Os 4 doentes com leucemia cutânea semelhante à rosácea eram 3 mulheres e 1 homem (relação F/M 3:1), com uma idade média no início da doença de 54 anos (variação 41-69). A duração média da doença foi de 13 meses (variação 6-24). À admissão no nosso hospital, todos os 4 pacientes apresentavam eritema localizado na face central e que estava associado a algumas pápulas eritematosas ou eritematosas-violáceas redondas e lisas que variavam entre 2 a 3 mm de diâmetro sobre as áreas malares e testa (Fig. 1a); as lesões cutâneas eram acompanhadas de ardor intenso e, ocasionalmente, de prurido ligeiro a moderado. Em todos os 4 casos, o início do quadro cutâneo acima tinha sido repentino, e os pacientes tinham notado um agravamento da erupção cutânea após a exposição solar. Antes da nossa observação, todos os 4 doentes tinham recebido tratamentos para a rosácea noutras instituições, incluindo tetraciclinas, azitromicina ou metronidazol oralmente, em combinação com metronidazol tópico, sem qualquer benefício. Os doentes não foram tratados para outras doenças concomitantes.
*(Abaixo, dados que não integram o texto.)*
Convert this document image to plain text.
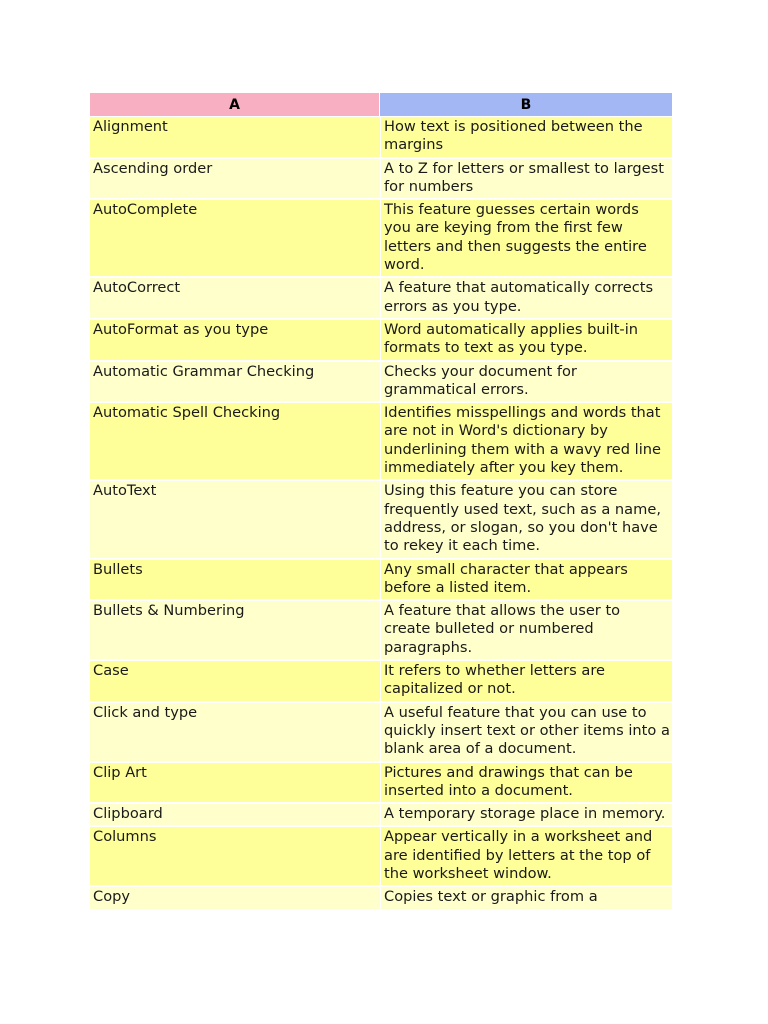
A	B
Alignment	How text is positioned between the margins
Ascending order	A to Z for letters or smallest to largest for numbers
AutoComplete	This feature guesses certain words you are keying from the first few letters and then suggests the entire word.
AutoCorrect	A feature that automatically corrects errors as you type.
AutoFormat as you type	Word automatically applies built-in formats to text as you type.
Automatic Grammar Checking	Checks your document for grammatical errors.
Automatic Spell Checking	Identifies misspellings and words that are not in Word's dictionary by underlining them with a wavy red line immediately after you key them.
AutoText	Using this feature you can store frequently used text, such as a name, address, or slogan, so you don't have to rekey it each time.
Bullets	Any small character that appears before a listed item.
Bullets & Numbering	A feature that allows the user to create bulleted or numbered paragraphs.
Case	It refers to whether letters are capitalized or not.
Click and type	A useful feature that you can use to quickly insert text or other items into a blank area of a document.
Clip Art	Pictures and drawings that can be inserted into a document.
Clipboard	A temporary storage place in memory.
Columns	Appear vertically in a worksheet and are identified by letters at the top of the worksheet window.
Copy	Copies text or graphic from a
Após o diagnóstico de LE, avaliamos os pacientes quanto a sintomas e sinais sistémicos associados à LE, que faltavam nos 4 casos; além disso, nenhum deles preenchia os critérios do American College of Rheumatology para o diagnóstico de LE sistémica (LES) (13). A possível associação com a síndrome de Sjögren ou outras doenças auto-imunes foi excluída. Os 4 doentes foram tratados com hidroxicloroquina oral 400 mg/dia, o que induziu uma limpeza completa das lesões cutâneas (Fig. 1b) com um tempo médio de resolução de 7 semanas (intervalo de 5-8 semanas). A hidroxicloroquina foi descontinuada 1 mês após a resolução completa. Os pacientes foram avisados contra a exposição à luz solar e foram aconselhados a aplicar protectores solares de bloco total sob luz solar intensa. Actualmente, todos os pacientes estão vivos e livres de doenças, com um tempo médio de seguimento de 4 anos (intervalo 2-7 anos), sem recaídas nem evolução para LES.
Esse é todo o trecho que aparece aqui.